Aku hanya tersenyum kikuk. "Oh gitu ya, kalau begitu Kiran pulang dulu, silakan Kak Evan menikmatinya."

Baru saja aku akan berbalik badan, tetapi tanganku terasa ditahan, sehingga aku kembali menghadap Evan yang kini memegang pergelangan tanganku.

"Ayo kita makan bersama. Lagipula aku tidak akan bisa menghabiskannya sendirian," ujar lelaki itu langsung menarik tanganku masuk tanpa aku berucap setuju terlebih dahulu.

Akhirnya kami menikmati pizza beserta camilannya di teras lantai dua rumah Evan. Aku tidak bisa menggambarkan perasaan bahagiaku saat ini. Rembulan yang bersinar seolah tersenyum kepadaku yang tidak bisa terlalu menikmati pizza di mulutku, karena sibuk mencuri pandangan ke arah Evan.

"Oh ya Kiran, nanti lulus SMA mau kuliah jurusan apa?" tanya Evan membicarakan tentang masalah akademik kembali. Dia menoleh setelah menyelesaikan satu potong pizza di tangannya.

"Belum tahu sebenarnya," balasku jujur.

"Aku harap kau akan memilih jurusan yang benar-benar kau minati, bukan karena jurusan itu terlihat keren atau keinginan orang lain," saran Evan membuatku berpikir bahwa jurusan apa yang sebenarnya kuinginkan.

"Kak Evan sendiri kenapa memilih arsitektur?" tanyaku mulai mencoba mencari tahu lebih dalam tentang lelaki itu.

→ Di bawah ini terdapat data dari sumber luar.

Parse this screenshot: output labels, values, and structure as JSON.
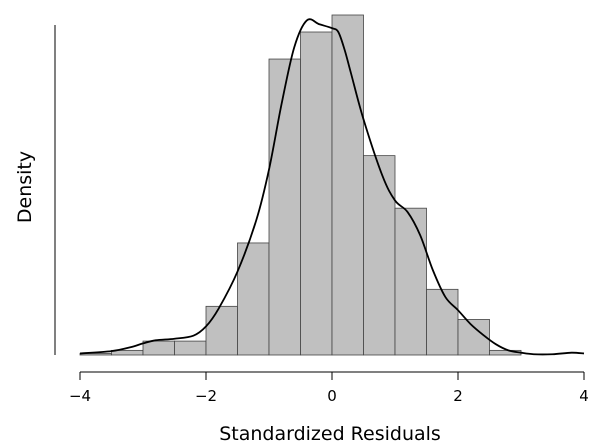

Evan menarik napas singkat. "Sebenarnya aku ingin menjadi seorang jaksa, tetapi Kak Andre menyarankanku masuk Teknik Arsitektur. Walaupun pada akhirnya aku mencintai seni mendesain bangunan," ungkapnya membuatku terkesiap.

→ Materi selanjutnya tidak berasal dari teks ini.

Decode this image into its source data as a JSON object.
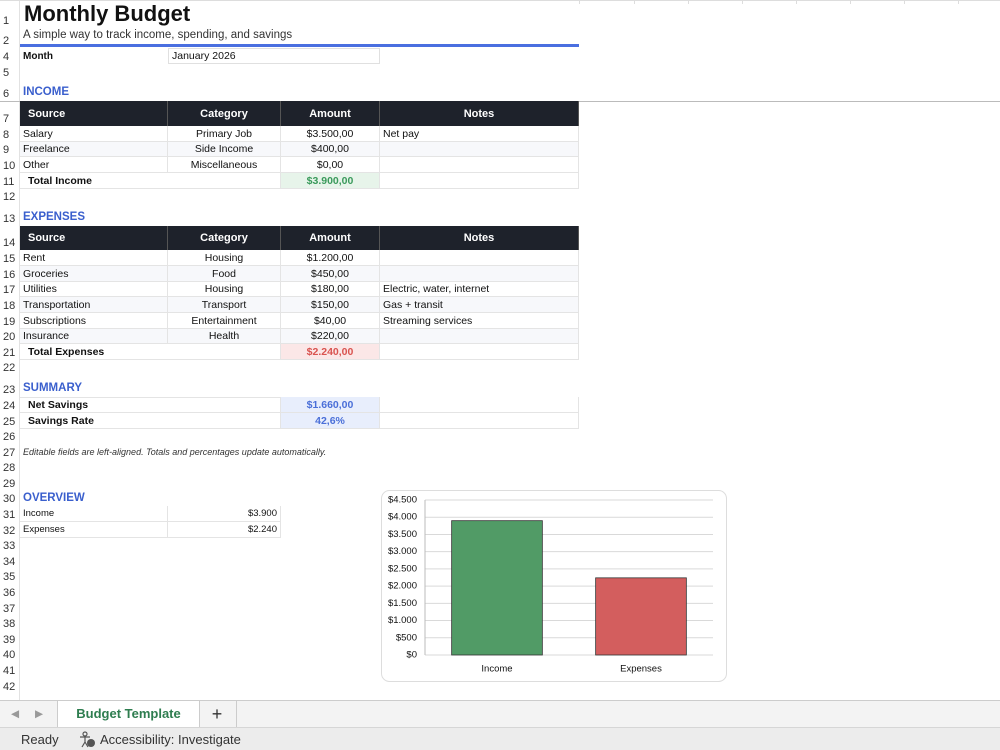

"Jadi pada akhirnya Kak Evan mencintai sesuatu yang berawal pada hal yang dipaksakan?" tanyaku berfokus pada kata mencintai.

Tawa Evan seketika menggelegar. "Bukan dipaksakan Kiran. Kak Andre cuma menyarankan, jadi pilihan tetap ada di tanganku dan aku memilih Teknik Arsitektur dibanding Hukum," ujarnya menjelaskan.

"Dan perjuangan itu tidak sia-sia," tambahnya membuatku tersenyum.

"Berarti aku hanya perlu mengikuti kata hatiku," balasku dengan pandangan tertunduk, menerawang tentang berbagai hal. 

"Benar, jadi jangan menyerah."

Ucapan semangat Evan membuatku kembali menoleh menatap lelaki itu sambil tersenyum dan dia membalas dengan senyuman lebar. Manis sekali.